Когда Тремэн, Анбрюн и Потантен — он приехал следом за врачом и Гийомом с корзиной, полной подарков от женщин из «Тринадцати ветров» — приблизились к кровати, Элизабет приветствовала их улыбкой:

— Посмотрите, какой он красивый! Он похож на своего отца, и я уверена, что даже младенец Иисус не был красивее!

Мадемуазель Анн-Мари рассмеялась.

— Ни одна новоиспеченная мать не удержалась от того, чтобы сравнить своего малыша с младенцем Иисусом, даже если новорожденный выглядел ужасно!
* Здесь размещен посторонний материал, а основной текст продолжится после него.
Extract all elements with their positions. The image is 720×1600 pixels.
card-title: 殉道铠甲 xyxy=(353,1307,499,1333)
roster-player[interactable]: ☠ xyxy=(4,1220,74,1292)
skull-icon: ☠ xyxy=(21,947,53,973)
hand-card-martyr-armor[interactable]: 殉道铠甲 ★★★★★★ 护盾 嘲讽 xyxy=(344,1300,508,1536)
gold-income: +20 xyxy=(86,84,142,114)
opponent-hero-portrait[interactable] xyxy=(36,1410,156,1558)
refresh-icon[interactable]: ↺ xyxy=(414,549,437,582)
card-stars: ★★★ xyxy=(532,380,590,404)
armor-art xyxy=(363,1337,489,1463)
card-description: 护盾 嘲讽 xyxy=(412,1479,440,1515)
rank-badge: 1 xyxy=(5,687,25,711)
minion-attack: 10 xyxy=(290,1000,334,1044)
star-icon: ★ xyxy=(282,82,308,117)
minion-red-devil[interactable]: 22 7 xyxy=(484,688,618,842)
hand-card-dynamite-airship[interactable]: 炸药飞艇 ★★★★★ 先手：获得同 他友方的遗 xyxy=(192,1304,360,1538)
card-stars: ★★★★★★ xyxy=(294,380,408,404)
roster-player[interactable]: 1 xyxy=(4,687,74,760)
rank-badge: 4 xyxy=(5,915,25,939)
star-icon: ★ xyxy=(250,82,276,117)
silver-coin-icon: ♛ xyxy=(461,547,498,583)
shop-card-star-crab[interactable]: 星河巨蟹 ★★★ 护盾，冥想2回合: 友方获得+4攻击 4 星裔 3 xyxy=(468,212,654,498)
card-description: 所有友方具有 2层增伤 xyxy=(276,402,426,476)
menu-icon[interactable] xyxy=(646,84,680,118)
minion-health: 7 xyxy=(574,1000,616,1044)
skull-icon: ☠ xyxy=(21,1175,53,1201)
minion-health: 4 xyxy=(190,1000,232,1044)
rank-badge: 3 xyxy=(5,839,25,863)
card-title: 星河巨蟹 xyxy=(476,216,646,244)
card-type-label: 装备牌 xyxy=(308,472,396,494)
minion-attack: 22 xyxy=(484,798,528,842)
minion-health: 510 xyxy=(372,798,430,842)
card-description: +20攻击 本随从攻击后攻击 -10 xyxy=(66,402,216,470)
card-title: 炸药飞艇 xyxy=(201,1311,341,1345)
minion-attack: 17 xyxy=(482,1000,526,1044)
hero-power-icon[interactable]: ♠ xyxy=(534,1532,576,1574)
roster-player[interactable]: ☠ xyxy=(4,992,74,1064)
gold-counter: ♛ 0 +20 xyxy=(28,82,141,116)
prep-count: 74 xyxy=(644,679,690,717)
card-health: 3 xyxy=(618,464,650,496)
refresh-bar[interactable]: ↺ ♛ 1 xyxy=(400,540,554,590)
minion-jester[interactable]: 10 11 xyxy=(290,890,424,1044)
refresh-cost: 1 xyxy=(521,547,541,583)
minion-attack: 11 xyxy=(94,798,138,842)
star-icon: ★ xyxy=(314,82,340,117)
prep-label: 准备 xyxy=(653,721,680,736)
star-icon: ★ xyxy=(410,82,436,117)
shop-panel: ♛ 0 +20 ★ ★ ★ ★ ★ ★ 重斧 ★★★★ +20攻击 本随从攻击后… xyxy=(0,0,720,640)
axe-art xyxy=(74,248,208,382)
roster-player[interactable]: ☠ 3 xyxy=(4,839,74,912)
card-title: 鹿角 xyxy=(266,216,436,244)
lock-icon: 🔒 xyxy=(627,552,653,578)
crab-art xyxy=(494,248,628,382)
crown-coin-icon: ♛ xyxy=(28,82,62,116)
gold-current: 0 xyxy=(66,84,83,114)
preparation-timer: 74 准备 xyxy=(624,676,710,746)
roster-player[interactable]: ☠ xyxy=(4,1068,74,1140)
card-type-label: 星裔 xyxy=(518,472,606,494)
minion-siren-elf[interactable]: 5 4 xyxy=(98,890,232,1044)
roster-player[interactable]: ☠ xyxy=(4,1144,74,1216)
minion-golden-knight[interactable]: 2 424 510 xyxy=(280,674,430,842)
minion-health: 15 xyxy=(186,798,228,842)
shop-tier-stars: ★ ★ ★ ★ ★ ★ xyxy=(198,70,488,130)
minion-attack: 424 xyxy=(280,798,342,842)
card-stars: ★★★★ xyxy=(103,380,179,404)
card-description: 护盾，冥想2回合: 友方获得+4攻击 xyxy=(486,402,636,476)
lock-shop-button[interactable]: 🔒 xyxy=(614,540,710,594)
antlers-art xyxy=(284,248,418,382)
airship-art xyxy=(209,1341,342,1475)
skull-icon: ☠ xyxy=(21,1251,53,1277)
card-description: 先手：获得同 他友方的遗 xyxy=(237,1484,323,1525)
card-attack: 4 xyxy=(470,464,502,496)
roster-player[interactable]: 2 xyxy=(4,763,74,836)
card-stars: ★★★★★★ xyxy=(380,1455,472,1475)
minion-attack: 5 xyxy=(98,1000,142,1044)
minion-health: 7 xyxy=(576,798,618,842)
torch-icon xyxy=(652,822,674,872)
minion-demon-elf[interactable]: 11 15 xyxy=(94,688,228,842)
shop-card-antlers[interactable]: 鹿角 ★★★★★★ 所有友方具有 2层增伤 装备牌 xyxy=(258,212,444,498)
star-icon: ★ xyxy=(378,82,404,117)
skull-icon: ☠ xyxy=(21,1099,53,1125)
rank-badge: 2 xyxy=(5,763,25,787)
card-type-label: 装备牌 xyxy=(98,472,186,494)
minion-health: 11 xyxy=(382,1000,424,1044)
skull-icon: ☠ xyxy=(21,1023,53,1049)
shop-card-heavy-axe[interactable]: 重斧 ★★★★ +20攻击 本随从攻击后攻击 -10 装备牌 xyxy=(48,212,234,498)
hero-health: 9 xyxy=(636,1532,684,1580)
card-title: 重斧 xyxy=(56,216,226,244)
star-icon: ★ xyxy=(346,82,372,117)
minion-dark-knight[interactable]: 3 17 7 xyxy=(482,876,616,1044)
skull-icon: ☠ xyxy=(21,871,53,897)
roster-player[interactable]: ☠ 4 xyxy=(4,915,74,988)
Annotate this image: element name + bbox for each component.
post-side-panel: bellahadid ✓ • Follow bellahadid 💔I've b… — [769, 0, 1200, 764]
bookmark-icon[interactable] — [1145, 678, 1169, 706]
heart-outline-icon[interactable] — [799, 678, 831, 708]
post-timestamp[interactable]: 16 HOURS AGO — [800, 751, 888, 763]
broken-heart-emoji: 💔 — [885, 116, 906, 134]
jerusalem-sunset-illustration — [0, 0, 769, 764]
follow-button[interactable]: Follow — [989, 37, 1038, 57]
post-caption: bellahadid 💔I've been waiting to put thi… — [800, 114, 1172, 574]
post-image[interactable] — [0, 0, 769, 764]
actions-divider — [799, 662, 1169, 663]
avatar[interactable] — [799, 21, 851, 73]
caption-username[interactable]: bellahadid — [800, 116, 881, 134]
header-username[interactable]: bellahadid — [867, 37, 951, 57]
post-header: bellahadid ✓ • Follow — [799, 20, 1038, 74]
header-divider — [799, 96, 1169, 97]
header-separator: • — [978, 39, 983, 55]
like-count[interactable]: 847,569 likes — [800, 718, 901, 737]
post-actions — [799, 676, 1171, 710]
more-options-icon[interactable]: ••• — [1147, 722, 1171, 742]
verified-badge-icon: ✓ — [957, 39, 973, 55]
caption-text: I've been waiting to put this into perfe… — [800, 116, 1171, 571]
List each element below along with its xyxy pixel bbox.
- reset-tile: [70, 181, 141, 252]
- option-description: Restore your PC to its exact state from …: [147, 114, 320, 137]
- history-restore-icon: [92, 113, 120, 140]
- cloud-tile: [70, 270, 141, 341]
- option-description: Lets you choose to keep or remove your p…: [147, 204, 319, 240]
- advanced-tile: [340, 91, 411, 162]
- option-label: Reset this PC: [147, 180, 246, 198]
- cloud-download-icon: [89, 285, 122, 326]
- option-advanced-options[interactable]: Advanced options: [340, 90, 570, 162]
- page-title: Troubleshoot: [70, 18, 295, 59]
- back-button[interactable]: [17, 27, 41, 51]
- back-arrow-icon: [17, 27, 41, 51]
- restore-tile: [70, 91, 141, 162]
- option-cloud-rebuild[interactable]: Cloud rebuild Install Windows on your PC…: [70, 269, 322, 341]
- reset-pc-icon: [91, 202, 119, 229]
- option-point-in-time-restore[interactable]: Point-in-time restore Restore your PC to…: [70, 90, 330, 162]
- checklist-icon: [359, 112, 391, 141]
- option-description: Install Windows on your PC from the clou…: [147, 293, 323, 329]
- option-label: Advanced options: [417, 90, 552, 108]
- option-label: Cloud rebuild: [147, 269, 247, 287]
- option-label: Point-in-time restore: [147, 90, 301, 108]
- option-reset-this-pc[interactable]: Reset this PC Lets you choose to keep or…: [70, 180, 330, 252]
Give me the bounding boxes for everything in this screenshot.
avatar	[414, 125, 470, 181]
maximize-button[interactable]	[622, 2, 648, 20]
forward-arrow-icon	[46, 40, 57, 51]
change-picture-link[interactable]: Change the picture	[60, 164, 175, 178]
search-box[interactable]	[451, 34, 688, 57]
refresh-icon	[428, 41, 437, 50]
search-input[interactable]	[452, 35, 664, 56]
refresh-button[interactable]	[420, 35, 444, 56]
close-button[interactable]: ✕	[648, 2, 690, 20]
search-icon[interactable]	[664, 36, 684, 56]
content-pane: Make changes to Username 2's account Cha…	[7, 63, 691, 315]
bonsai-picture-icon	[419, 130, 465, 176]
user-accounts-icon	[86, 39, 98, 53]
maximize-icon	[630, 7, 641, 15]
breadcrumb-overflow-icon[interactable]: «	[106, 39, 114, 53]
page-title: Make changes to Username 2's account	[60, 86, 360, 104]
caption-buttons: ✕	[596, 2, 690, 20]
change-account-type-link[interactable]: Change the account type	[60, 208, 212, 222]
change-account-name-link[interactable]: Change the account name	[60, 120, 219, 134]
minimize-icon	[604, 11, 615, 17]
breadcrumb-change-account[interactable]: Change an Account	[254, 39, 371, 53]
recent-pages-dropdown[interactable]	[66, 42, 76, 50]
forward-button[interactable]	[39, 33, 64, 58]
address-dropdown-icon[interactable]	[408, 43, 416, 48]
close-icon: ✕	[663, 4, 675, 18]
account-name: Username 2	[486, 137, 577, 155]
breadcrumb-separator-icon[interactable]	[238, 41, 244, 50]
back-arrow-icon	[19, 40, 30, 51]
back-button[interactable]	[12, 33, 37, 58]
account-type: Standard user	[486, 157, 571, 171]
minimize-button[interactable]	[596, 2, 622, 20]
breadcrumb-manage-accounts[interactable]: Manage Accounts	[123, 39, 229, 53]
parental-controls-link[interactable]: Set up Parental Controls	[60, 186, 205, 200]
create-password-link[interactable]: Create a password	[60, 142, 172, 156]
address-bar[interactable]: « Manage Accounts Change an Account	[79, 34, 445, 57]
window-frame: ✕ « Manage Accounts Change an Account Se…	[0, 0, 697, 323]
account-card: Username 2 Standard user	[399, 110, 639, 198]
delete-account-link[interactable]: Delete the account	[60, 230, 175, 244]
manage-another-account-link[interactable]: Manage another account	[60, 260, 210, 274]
Но бросив быстрый взгляд на троих мужчин, подходивших на цыпочках к кровати и нагруженных подарками, которые между ними щедро распределил Потантен, она добавила:

— Должна сказать, что на этот раз сходство потрясающее: вот и волхвы пришли!

Все засмеялись. Только Гийом сделал это через силу, так как ему пришлось не по душе это евангельское сравнение. Разве после появления волхвов Марии, Иосифу и Младенцу не пришлось бежать в Египет? Такое сравнение ему не нравилось.

В доме царила радость, и все же появление на свет этого ребенка отличалось от всех прочих. Старые слуги, подавшие гостям легкую закуску, хотя было далеко за полночь, оделись в праздничные ливреи. Служанки не забыли о своих самых красивых высоких вышитых чепцах, а госпожа де Шантелу, взявшая ребенка у матери, чтобы доверить его Белине, временно возведенной в ранг гувернантки, надела для этого белые перчатки. И, проходя мимо колыбели, которая была вся в кружевах, графиня обязательно преклоняла колени, как перед алтарем.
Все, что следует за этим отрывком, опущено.